MorMor grew up in the west end of Toronto, near Little Ethiopia, where he was exposed to many diverse cultures but never quite found an authentic footing in its creative scene. In the last few years, he’s had the pleasure of travelling a lot more through his music, especially to New York, which he considers home at this point.
“I work there a lot more and, because of that, I feel more connected to the pace of that city. I grew up here, was born and raised here and I love it — I’ve never lived anywhere else. But I’m at a point where I feel not as stimulated or inspired when I’m here,” he says.
“Though Toronto is very diverse, it’s a much newer city. I feel like we’re still finding our identity,” MorMor says. “It just hasn’t been simmering as long; there’s just more flavour in New York in some ways.”

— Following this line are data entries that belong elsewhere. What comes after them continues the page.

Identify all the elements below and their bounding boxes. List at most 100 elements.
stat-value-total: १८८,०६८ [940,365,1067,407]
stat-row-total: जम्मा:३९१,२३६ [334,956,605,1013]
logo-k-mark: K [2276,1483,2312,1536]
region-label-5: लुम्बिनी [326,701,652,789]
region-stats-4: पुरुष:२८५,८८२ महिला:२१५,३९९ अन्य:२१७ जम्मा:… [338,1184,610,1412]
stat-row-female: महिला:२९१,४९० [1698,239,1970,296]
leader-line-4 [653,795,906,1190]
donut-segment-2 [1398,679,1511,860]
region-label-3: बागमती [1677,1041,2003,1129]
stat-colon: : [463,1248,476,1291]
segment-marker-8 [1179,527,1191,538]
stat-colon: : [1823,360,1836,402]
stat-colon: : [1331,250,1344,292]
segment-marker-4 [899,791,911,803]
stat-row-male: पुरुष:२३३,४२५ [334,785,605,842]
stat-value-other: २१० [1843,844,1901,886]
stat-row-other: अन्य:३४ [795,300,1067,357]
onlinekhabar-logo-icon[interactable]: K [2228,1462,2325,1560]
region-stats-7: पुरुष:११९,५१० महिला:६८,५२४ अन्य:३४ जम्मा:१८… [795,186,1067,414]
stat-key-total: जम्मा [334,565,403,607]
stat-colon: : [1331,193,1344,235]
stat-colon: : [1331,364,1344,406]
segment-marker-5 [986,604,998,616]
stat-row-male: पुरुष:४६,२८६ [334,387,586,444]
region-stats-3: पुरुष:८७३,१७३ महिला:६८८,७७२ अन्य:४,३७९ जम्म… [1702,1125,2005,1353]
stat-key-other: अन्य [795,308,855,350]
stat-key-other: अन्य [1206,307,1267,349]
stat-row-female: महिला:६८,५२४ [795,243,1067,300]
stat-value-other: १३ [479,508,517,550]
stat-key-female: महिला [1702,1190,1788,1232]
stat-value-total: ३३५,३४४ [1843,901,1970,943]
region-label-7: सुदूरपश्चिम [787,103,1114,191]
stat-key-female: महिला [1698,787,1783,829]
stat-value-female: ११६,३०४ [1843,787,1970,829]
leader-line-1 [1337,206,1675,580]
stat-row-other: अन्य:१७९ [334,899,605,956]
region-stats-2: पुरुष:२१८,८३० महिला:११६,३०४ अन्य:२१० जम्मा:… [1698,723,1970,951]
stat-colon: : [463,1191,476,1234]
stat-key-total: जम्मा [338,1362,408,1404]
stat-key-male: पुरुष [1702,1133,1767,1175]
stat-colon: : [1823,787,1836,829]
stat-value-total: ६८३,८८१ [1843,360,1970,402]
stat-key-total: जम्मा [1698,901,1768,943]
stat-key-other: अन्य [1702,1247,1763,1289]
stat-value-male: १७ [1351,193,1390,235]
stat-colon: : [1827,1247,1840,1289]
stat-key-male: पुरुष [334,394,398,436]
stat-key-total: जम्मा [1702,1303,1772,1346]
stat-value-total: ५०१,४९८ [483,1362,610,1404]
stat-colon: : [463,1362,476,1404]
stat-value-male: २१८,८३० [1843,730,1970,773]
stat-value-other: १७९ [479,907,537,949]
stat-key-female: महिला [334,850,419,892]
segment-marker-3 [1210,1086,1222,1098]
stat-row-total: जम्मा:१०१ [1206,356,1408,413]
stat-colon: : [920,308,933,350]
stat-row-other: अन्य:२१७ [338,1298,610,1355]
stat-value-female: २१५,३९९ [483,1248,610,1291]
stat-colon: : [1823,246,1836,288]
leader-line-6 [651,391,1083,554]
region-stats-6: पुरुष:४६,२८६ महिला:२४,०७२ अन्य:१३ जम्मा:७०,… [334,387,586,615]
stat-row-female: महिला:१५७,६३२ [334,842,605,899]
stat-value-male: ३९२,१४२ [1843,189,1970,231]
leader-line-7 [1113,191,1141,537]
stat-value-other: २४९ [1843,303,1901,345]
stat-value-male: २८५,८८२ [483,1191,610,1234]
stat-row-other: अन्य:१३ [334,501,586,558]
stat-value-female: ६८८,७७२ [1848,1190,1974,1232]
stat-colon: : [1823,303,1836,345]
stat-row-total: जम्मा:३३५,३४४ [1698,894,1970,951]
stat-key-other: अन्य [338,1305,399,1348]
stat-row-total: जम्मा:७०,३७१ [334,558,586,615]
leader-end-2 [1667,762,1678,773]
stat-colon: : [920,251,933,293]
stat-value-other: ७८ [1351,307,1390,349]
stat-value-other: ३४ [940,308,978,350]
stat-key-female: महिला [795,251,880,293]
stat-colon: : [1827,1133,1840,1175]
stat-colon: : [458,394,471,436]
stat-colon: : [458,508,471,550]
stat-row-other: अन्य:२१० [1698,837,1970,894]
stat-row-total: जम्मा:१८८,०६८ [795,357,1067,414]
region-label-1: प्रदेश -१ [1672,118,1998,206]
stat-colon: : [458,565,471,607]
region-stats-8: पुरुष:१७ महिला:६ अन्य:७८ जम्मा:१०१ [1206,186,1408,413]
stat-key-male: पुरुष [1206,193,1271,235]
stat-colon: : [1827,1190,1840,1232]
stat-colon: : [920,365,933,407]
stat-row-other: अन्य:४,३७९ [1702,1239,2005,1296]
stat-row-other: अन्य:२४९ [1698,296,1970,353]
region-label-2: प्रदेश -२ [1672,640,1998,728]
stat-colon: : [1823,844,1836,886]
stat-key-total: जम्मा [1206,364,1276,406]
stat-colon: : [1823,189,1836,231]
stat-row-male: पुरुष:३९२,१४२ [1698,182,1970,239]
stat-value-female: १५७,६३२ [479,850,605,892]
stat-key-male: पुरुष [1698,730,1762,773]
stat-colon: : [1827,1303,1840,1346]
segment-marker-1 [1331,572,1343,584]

And what inspired his soulful croons on alternative rock rhythms that he’s deliberately piecing together?
“Growing up, it was a wide array of musicians, the likes of the Beatles, Jackson 5, Jimi Hendrix, AC/DC, Nirvana and Wu-Tang,” MoMor lists. Where many may feel essential parts of their being are stifled by societal norms and expectations, MorMor believes he had room to explore.
“I think I had the privilege to like something or not without having bias attached to religion or an overbearing parent who was trying to instill their views. I was able to develop my taste and flexibility to not be weighed down.”
His birth mother is from Toronto, and his adoptive mother — a professor of comparative literature at the University of Toronto — is American but grew up in Toronto with her Swedish mother, Nyquist’s grandmother, a woman for whom he had an affinity before she passed away (“MorMor” is Swedish for grandmother).
On his debut full album Semblance, his ability to unravel unconscious thoughts shows up in fragments, and his experiences led him to approach songwriting differently.
“I was able to just be more vulnerable. There is a directness in the record. In a way, I was less comfortable as I hid behind metaphors early on in my projects,” he says.
With the song and his first EP, Heaven’s Only Wishful, MorMor admits to conceptualizing the project as a pushback on the unattainable idea of perfection; but now, similar to feelings we’ve all shared lately, he was forced to be still and introspective. The fluidity in his approach to creating and in life is what he wishes we, the listeners, will be inspired to practice.
“In my early days, I would try to put my ideas, inspirations, whatever all into one song. But you only get a semblance of a person, so I realized through artistic practice that my desire is to be understood, but there’s only so much I’m able to give within each song and project. And that also always evolves. For this project, I wanted to offer a journey and a sense of comfort. Especially coming after the pandemic and realizing that it’s really just a ride and you can only do your best.”